- When to plant: April – August
- When to harvest: June – October
- Ready in: 4 months
- Challenge level: Takes some dedication
How to grow your own broccoli
Choose ground where other brassicas (cabbage, cauliflower, Brussel sprouts, turnips and mustard) have not been growing for at least two years. You can also grow Broccoli on an area where a previous crop has been cleared and the ground has not been dug over so that it is already firm. Alkaline soil is better than acidic soil, because this reduces the risk of club root (you can add lime in the previous autumn if club root is a problem).
When and where to grow broccoli
Dig the ground well in advance of planting and firm it well before the plants are put out.
How to plant broccoli
Sow the seeds thinly in modules – sprouting varieties and ‘Romanesco’ in April and ‘Monaco’ and ‘Belstar’ from April to June. Thin the seedlings to one strong plant and grow on until large enough to plant out. Alternatively sow in a nursery bed and transplant to the cropping positions once the plants are large enough. Follow on sowings can be made of the summer and autumn cropping varieties until the beginning of June.
How to grow broccoli
Broccoli prefers soil which is fertile, well drained and moisture retentive.
Caring for broccoli
In dry periods, broccoli will need watering every 10-14 days. When plants are around 20cm tall you should add high nitrogen fertiliser, such as sulphate of ammonia at 35g per square metre.

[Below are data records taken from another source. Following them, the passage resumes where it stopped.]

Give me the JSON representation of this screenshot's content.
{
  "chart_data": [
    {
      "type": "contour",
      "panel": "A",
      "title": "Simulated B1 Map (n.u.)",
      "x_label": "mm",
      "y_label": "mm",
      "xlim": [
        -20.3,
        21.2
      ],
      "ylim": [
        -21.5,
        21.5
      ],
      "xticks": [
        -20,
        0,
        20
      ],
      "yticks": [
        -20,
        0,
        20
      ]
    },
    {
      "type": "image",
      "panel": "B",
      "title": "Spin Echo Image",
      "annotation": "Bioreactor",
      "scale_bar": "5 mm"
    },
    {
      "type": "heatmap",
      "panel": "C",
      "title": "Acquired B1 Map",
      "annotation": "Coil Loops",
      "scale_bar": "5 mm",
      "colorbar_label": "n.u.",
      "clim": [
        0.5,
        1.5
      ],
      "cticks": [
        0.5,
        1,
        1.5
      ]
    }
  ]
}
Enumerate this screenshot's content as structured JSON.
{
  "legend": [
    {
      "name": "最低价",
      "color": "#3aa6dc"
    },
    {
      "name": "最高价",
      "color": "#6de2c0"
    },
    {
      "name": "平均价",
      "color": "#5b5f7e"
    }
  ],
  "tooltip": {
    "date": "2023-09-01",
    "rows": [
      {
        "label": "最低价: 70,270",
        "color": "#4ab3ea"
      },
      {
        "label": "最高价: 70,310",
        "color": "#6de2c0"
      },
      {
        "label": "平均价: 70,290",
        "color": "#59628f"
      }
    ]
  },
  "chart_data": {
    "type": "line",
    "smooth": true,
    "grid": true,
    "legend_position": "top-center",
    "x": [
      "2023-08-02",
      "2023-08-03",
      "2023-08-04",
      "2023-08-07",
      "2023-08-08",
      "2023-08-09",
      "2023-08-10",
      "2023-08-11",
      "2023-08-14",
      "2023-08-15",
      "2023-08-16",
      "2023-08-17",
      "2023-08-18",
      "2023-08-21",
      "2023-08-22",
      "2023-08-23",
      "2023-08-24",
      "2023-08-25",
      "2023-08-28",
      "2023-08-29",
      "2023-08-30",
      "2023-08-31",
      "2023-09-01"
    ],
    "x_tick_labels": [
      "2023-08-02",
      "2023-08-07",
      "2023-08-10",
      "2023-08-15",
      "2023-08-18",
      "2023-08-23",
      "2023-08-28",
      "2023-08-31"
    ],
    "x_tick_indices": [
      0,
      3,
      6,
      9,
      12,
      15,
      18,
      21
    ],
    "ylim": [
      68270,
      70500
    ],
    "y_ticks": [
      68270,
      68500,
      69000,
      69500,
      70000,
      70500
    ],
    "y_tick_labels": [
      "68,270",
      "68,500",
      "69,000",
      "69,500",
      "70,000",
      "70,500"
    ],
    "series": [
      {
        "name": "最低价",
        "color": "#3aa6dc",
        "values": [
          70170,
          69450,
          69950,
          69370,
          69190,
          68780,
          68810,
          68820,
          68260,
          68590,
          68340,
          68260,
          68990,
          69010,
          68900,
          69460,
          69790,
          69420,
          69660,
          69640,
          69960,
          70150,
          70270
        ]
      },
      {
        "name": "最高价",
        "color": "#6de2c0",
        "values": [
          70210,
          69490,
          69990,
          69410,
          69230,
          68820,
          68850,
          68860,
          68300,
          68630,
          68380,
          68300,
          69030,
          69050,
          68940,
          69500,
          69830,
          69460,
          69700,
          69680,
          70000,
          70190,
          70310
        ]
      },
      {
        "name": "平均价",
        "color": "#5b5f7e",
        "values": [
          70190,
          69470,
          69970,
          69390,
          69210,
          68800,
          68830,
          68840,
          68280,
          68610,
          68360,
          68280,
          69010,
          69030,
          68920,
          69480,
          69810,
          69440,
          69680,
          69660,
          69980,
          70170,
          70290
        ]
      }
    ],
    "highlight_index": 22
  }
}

Cut the heads of the summer varieties once they are large enough. By leaving the plant in position, you may get smaller side shoots that can also be used. Sprouting Broccoli crops over a long season – remove the shoots with a sharp knife and more will be encouraged to grow.
The main pests are the caterpillars of the large and small white butterflies, which lay their eggs under the leaves through the summer and early autumn. Physical removal is best or use a systemic insecticide, adhering to the harvest interval on the bottle. Check the undersides of the leaves regularly and wipe off any egg clusters before they hatch.
Birds, especially pigeons, can be a real problem when growing Broccoli, so be sure to cover your plants with nets to stop them from eating seedlings, buds, leaves, fruit and vegetables. Scarecrows can also work for a while, if you’re feeling adventurous.
Club root, an infection that leads to stunted growth, is another problem when growing broccoli. This can be avoided by using alkaline soil, rather than acidic soil.